GUISELEY may have only staved off National League relegation for the second season running by the skin of their teeth, but Phil Rogerson is sure about one thing.
Namely, that the Lions have moved on apace under the guidance of Adam Lockwood and Dave Penney, with his fervent hope being that there will be no nail-bitting Great Escape Mark III next season as the Nethermoor outfit crave consolidation in 2017-18.
For the second season running, Guiseley stayed up on the final day of the season following some thoroughly dramatic last-day events at Nethermoor, courtesy of a last-gasp 1-1 draw with Solihull Moors, thanks to Danny Lowe’s leveller.
While understandably delighted at survival at this level again, Rogerson and everyone connected with the club would gladly settle for a season of consolidation next term.
The statistics under Lockwood and Penney at least offer hope. Guiseley’s record following the permanent appointment of the pair in late September would have placed them in 15th place, while their record in 2017 is the 10th best in the division.
Eyeing more incremental improvement under the duo, who will lead the club again next season, chairman Rogerson said: “If you look at Locky’s record overall, we would not have been in this position.
“We would have been in mid-table. It’s progress.
“They (Lockwood and Penney) have a really professional approach and have the contacts and the players they can bring in. You also get the impression that the players trust them.
“It must be a nice place to play. Locky and Dave have a no-nonsense attitude and Locky says what he thinks and the players respect him for that, just as most people would do in all walks of life.
“He is passionate about what he wants to do and Dave is adding that bit of experience and it is a good recipe. Not winning a game in the first two months was obviously not the best of starts.
“But we will learn from it and kick on.
“But it is always going to be difficult as there are some huge sides in there and we are punching above our weight. Until you become more established, it is only then that things will get better.”
While Guiseley must continue to battle against the odds against a host of full-time sides with considerably larger resources, both in terms of finances and facilities, Rogerson feels that the club are making headway on and off the pitch, slowly, but surely.
Crowds remain steady if not spectacular, but the Lions chairman sees reasons to be optimistic.
He said: “There’s still things to be done and the organisational structure is still going through growing pains. But I guess it is no better at a lot of other clubs who are on their way up and there’s different pressures if you are on your way down. So it’s something you have to deal with.
“It is just a massive learning curve. It is about doing things in a professional manner, but not losing the family atmosphere that we pride ourselves on. It is getting that balance in terms of making the team as professional as we can.
“Without a training ground, we are still semi-operating as semi-professional and that is the crux of it and we do not have the resources of the likes of Lincoln, Tranmere and Forest Green.
“But crowds are going up slowly and it is about consolidation. And we are stable and we are making steady progress. I think there’s a slow realisation locally that they have got a National League side playing one level below the Football League.
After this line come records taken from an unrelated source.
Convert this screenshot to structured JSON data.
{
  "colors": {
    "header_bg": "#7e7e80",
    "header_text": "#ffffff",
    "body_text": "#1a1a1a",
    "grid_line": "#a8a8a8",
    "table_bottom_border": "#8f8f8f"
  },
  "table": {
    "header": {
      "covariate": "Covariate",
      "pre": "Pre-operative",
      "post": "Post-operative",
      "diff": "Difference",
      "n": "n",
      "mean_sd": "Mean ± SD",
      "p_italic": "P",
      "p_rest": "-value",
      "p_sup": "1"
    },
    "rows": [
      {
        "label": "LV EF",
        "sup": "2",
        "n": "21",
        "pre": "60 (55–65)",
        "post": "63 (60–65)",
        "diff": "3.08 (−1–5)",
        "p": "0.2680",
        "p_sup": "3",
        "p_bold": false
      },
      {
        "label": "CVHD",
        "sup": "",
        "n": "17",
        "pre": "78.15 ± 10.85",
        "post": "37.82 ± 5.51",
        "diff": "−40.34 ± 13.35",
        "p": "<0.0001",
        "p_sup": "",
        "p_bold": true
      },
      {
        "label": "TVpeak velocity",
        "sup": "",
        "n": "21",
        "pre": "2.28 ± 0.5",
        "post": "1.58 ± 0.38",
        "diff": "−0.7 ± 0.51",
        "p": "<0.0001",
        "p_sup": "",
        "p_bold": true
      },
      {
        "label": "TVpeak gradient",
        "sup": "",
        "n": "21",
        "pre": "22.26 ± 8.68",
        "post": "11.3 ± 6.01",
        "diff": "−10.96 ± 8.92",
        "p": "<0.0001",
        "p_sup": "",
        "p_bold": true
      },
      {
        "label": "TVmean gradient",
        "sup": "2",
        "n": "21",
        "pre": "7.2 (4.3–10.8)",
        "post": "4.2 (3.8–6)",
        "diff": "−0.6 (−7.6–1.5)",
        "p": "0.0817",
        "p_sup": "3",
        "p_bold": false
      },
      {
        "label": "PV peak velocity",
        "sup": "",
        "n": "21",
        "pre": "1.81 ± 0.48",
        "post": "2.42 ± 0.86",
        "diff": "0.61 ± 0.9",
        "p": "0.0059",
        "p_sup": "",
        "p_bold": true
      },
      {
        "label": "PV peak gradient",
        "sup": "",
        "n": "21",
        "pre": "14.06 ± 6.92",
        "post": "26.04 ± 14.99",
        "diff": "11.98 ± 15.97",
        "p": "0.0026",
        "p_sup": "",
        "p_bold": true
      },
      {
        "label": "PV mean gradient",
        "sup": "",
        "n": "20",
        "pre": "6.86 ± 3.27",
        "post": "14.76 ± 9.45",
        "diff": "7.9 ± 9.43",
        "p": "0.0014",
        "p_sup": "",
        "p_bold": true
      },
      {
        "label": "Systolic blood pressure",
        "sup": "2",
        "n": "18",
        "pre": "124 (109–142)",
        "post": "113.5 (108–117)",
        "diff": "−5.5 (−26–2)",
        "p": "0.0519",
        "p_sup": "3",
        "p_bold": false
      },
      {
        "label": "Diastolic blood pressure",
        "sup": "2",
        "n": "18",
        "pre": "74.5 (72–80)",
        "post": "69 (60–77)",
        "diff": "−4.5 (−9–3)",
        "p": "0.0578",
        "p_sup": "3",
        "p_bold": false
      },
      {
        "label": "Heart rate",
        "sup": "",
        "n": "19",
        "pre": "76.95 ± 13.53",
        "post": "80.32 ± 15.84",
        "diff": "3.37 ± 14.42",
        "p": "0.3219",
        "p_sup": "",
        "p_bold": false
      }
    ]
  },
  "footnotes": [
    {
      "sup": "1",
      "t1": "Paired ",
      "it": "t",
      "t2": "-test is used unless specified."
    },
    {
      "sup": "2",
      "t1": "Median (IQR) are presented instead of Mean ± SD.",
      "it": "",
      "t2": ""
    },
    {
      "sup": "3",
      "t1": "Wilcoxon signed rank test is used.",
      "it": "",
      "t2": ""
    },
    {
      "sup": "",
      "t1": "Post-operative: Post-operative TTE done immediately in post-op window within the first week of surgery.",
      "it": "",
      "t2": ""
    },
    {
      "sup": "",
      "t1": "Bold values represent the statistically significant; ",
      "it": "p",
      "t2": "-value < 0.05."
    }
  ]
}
“I think it is slowly dawning on people and the message of ‘come and support your local team’ is getting through.
“There’s never any hassle, it’s well run and you can turn up on the day or buy in advance.
“We are up about the 900-mark now. It hasn’t gone up dramatically from last season. But I suppose that, given the start, we have done well to maintain last season’s figure, perhaps.
“We seem to have maintained crowds and that’s good and hopefully we can get a few more sponsors on board and we can move forward and consolidate.”